Risks of Sectarian Conflicts
From the Iranian perspective, Afghanistan is part of Shiite geopolitics. For many years, Iran has been using Afghans as an armed force in all its conflicts in the Middle East. The Fatimiyoun Army, composed of Afghan Shiites, is the clearest example of this. In fact, Afghan Shiites have been turned into a part of the sectarian conflict in the Middle East due to Iran’s policies.
Although Iran has made Afghan Shiites a part of the sectarian conflicts in the Middle East, Afghanistan is not a country in the Middle East for Iran. If Iran tries to continue the sectarian conflict in Afghanistan, which it has initiated and led in the Middle East, it could face serious problems and lead it to major domestic and foreign policy disasters. First of all, it would bring the Taliban closer to some countries in the Middle East. Afghanistan’s Shiites could face the same massacres they have always suffered in the past. Moreover, unlike in the Middle East, conflicts in this region could easily spill over into Iran. Shia-Sunni conflict in Afghanistan would strain Iran’s relations with China, Russia and Pakistan. Sectarian conflict inevitably leads to radical groups massing in Afghanistan. This would clearly not be acceptable for regional countries such as Russia and China. Iran does not want to confront Russia and China. Iran is known to look after the interests of Russia and China in its foreign policy and security strategies, as seen in its Central Asia and Caucasus policies.

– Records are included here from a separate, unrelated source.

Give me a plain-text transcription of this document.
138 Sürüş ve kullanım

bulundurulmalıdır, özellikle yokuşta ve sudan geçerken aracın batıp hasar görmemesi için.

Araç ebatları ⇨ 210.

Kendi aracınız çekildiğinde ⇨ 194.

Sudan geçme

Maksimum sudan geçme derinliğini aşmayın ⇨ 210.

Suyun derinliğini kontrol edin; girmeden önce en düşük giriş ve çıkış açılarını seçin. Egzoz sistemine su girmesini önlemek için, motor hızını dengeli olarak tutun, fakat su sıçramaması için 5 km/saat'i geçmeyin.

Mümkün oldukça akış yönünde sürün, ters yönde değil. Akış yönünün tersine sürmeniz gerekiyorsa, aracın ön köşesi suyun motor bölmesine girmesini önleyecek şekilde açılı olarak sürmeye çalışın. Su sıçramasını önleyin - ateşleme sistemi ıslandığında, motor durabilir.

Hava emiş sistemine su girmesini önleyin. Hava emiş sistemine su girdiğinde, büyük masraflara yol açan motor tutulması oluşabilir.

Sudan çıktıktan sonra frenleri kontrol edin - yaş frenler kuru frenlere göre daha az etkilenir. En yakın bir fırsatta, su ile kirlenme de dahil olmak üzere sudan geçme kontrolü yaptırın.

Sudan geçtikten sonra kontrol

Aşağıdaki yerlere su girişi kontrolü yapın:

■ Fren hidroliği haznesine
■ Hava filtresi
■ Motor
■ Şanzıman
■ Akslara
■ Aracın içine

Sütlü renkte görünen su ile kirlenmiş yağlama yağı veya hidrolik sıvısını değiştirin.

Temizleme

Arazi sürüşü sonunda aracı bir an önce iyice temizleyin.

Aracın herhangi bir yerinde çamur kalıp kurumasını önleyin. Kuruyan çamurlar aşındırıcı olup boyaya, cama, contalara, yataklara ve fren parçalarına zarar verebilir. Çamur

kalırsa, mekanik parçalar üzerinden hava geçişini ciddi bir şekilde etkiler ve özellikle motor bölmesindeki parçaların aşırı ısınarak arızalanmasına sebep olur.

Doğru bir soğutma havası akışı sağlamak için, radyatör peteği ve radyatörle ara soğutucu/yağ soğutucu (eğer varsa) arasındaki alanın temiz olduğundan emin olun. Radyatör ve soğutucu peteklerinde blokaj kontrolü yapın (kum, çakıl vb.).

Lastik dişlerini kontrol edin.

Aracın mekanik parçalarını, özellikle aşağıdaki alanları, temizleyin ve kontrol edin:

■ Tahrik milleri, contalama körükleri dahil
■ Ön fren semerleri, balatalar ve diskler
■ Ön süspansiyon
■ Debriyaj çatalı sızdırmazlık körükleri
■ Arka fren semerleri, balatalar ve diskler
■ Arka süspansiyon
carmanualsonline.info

The sectarian conflict in Afghanistan could spill over into Pakistan, which has a large Shia population. If Iran pursues a sectarian policy in Afghanistan, its relations with Pakistan will be upset. Iran is constrained by Pakistan’s good relations with the Gulf countries. Iran does not want to bring Pakistan closer to the Gulf countries. Adding Pakistan to the equation in the Middle East is something Iran does not want. In addition, the Gulf countries can reach Iran’s Sunni regions more easily through Pakistan and the Taliban. Pakistan’s influence in Iranian Beljistan is undeniable. Moreover, by conducting joint exercises with Turkey and Azerbaijan, Pakistan has shown that it has the possibility of opening a new front against Tehran that it did not calculate. The more Iran succeeds, the more it may want to avoid the emergence of this process. This makes the Taliban’s hand stronger against Iran.
While Pakistan wants to contain Iran over the Taliban, it does not want to turn this rivalry into an open escalation. Iran-Pakistan tensions could complicate Pakistan’s fragile domestic process. While Pakistan would like to work with the Gulf states, it has already shown that it does not want to carry their anti-Iranian burden. Pakistan does not want Shia-Sunni and Tehran-Saudi tensions in Afghanistan. Pakistan and Iran do not want to turn their rivalry over Afghanistan into tension and conflict. Although neither country is in favor of this conflict as of today, both countries are preparing for “bad days”. Because Afghanistan’s fragile internal balances may take the process to unpredictable places. It is possible to say that one of the goals of ISIS-K’s bombing attack on a Shiite Mosque in Kunduz province was to create a Shiite-Sunni conflict and thus put Iran, the Taliban and Pakistan into a process they do not desire. Moreover, the Taliban’s inability to solve the problem of its relations with the world by continuing its current practices, the financial and economic crisis in the country, mass poverty, famine and mass starvation, the possibility of civil war as seen in Punjshir, the spread of ISIS-K attacks and similar problems make it difficult to predict where the political process in Afghanistan will lead.